RSA Conference 2019 (RSAC) is just a few days away and the theme this year is “Better”. Better solutions and better connections for a better, safer world. Last year, more than 600 exhibitors packed the show floor and the level of innovation was impressive. I expect to be similarly impressed next week.
The 50 participants in this year’s RSAC Early Stage Expo are tackling some big challenges – from stopping malicious bot attacks, zero-days and phishing scams, to protecting medical device communication and industrial control system networks. It’s exciting to see what’s new and what’s captured the attention of investors. According to Momentum Cyber, a cybersecurity-focused investment bank, the amount of security startup financing reached $5.7 billion in financing through November 2018, exceeding $5.3 billion in total financing for CY17. Fewer financing transactions in 2018 indicates a higher average deal size; investors are placing bigger bets that should increase promising newcomers’ chances for success. Identity and access management, SecOps / threat intelligence, and risk and compliance have been the most active sectors.
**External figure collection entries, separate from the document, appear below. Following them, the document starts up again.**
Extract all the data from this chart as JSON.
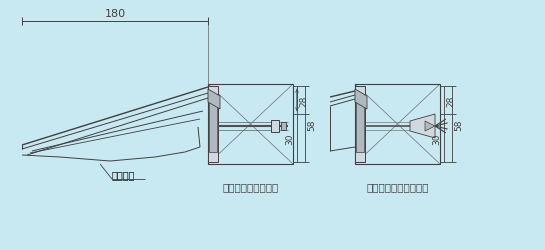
{
  "bg_color": "#c8e8f2",
  "line_color": "#404040",
  "gray_fill": "#b0b8c0",
  "light_gray": "#d0d8e0",
  "title1": "（内部ナット止式）",
  "title2": "（外部アンカー止式）",
  "label_180": "180",
  "label_28a": "28",
  "label_30a": "30",
  "label_58a": "58",
  "label_28b": "28",
  "label_30b": "30",
  "label_58b": "58",
  "label_mizu": "水抜き穴",
  "fig_width": 5.45,
  "fig_height": 2.51,
  "dpi": 100
}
However, attendees at RSA Conference can also expect to see additional innovation from larger vendors where previous years’ start-ups have landed and are flourishing. More research from Momentum Cyber shows that security merger and acquisition activity, while down from $20.5 billion in CY17, remained strong in CY18, reaching $15.2 billion through November 2018. As the security market matures and becomes less segmented, we see a 1+1=3 dynamic at work. Through market consolidation, organizations can derive exponentially more value from their security tools. Here’s how.
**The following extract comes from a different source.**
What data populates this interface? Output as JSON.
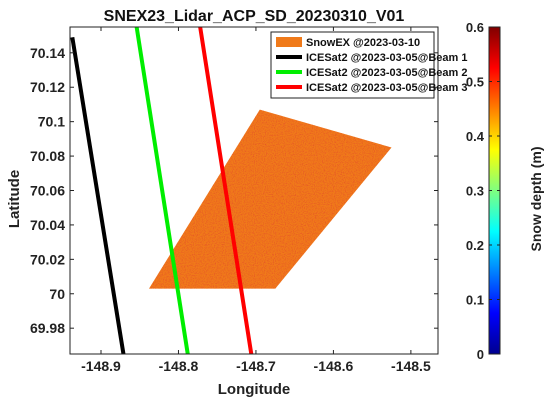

Integration. Instead of taking on the development burden of integrating dozens of disparate security products across their ever-expanding perimeter, organizations can look to cybersecurity vendors to provide an architecture that streamlines integration of the acquired technologies for them. The latest CISO Benchmark Study released today by Cisco, finds that of 3,200 security decision makers surveyed, 63% have 10 or fewer vendors, whereas in 2017 this number was 54%. Consolidation allows them to gain operational efficiencies and the better protection they seek, rather than struggling with individual products that each generate their own set of alerts, making it difficult to identify those threats posing the most risk to the organization. They can also take advantage of custom automation capabilities so that their multiple best-in-class offerings work in concert to deliver security that is less complex and more effective. For example, something as simple as applying automation to pull data from these different security products and aggregating them into a single, easy to read pane can save a tremendous amount of time and frustration while delivering greater visibility and control.
Total solutions. Customer experience is becoming an imperative in the security industry and the lines between products and services are blurring as the emphasis shifts to total solutions. Market consolidation brings together talent to deliver even greater value as an integral part of a larger security ecosystem focused on solutions. Organizations can select from a spectrum of the capabilities delivered in a way that best matches their operational readiness and resource requirements. There are many examples of services combined with tools and technologies to deliver comprehensive solutions: Incident Readiness and Response (IRR), Segmentation Programs, and Managed Detection and Response (MDR) to name a few.
Taking a closer look at IRR, service providers are using new technologies like infrastructure analytics platforms, application performance management, and security instrumentation platforms to gain the visibility and automation necessary to lead effective Purple Teaming exercises designed to strengthen defenses and response. In the area of segmentation, advanced analytics platforms, authentication and access management tools, and outsourced experts reduce the burden on internal teams to discover devices and traffic patterns, define segments, and establish trusts or policy with other segments.
Creating a better, safer world is more than a theme; it’s a vision we share across the security industry. By working together, from startups to blue chips, that vision can become a reality. I’m looking forward to seeing many of you at RSA Conference 2019 and celebrating how far we’ve come!